Sunday, May 30, 2021

Rational Self-Destruction

What happens when selfish assholes seek validation from other selfish assholes? Alienation, loneliness, rage, mental health breakdown, suicide, overdose, mass shootings...






Let's see, political civil war, militant activism, record wealth inequality, rampant anxiety, what's not to like?

There is only one "cure" for all of this insanity, which is to reject the modern way of life. To reject debt penury and otherwise stop trying to keep up with the Kardashians. However, the Millennials are just now experiencing their first pump and dump cycle, so they think this is all going just fine. They've never seen a bear market, nor a housing bubble, nor a Tech bubble. So now they will experience all three at the same time.

At the dawn of 2015, China was experiencing their slowest GDP in decades, so the PBOC decided to bid up the stock market to get the speculative juices flowing. Extolling the invincibility of central banks, Hedge fund manager Hugh Hendry called it "imagined realities" and he was all set to jump onboard: 

Dec. 2014:
"China is set to record its weakest growth in GDP in 25 years.
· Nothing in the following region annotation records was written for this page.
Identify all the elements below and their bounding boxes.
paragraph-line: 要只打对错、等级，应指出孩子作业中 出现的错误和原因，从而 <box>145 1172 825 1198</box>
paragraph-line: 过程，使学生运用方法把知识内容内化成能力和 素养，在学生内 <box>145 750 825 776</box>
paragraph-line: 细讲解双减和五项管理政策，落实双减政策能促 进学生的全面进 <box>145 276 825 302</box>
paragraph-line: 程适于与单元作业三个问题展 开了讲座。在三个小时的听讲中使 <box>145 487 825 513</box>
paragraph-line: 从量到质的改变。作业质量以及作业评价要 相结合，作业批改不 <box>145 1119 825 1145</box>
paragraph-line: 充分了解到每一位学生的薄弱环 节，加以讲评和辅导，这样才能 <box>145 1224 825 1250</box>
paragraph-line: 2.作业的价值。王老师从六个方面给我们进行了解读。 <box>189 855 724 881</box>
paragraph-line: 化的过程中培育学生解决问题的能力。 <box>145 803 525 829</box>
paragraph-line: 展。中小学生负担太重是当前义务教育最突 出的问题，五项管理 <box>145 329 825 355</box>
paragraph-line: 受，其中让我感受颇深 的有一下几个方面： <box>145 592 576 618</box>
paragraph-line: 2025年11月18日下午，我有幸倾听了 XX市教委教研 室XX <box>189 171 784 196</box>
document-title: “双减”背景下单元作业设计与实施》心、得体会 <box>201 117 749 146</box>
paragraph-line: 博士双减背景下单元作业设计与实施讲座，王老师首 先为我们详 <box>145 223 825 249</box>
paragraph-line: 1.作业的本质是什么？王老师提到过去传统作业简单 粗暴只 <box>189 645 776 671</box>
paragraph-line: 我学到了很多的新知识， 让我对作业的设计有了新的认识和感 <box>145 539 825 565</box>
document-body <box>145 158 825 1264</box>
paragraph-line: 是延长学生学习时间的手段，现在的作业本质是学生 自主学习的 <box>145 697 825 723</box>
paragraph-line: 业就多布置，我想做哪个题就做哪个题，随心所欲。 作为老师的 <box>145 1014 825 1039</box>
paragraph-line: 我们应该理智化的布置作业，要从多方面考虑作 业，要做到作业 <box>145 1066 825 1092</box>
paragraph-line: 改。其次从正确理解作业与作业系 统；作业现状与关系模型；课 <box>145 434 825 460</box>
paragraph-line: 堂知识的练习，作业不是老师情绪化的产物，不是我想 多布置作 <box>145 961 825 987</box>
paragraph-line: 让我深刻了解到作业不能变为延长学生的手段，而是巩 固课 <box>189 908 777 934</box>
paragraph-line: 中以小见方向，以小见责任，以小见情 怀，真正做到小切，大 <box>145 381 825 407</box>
Yet it seems to have entered a bull market and may be where we deploy much more of our risk capital next year. That’s because the recent exuberant run up in onshore Chinese equities seems to me to amply demonstrate the power of imagined realities"


As we see it was a straight up, straight down pump and dump that exploded global markets in August of 2015. All caused by excess monetary liquidity. That event of course marked China's introduction to Japanification. Wherein markets begin trading in a wide sideways range. Which is what they've been doing ever since. Now currently at the February 2018 VixPlosion level:







If we go by the Chinese experience in 2015, the Fed will get this all under control after a -60% decline. Back then the PBOC did everything possible to stop the crash - including banning short selling, then they banned institutions from selling altogether. Next they shut down the market for days a time. Nothing worked. The market had to clear. 

Now whose turn is it?

According to the post-pandemic investment hypothesis, we are to believe that the post-pandemic economy will be far better than the pre-pandemic economy. 

This Wall Street recovery is America's imagined reality. Lockdown, re-open. Get rich quick. Why didn't anyone think of this sooner?

This was another lesson from Hendry:

"The worse the reality of the economy becomes, the more we take on the reflexive belief in further and dramatic monetary expansion and the more attractive the stock market looks"







There has been no sign of capitulation in this Tech decline.

BTFD all the way down.

And now the noose is tight.







In summary, this is called rented prosperity. The Japanese learned the hard way. The Chinese learned the hard way. And now the U.S. has to learn the hard way. 

There is no such thing as effortless wealth.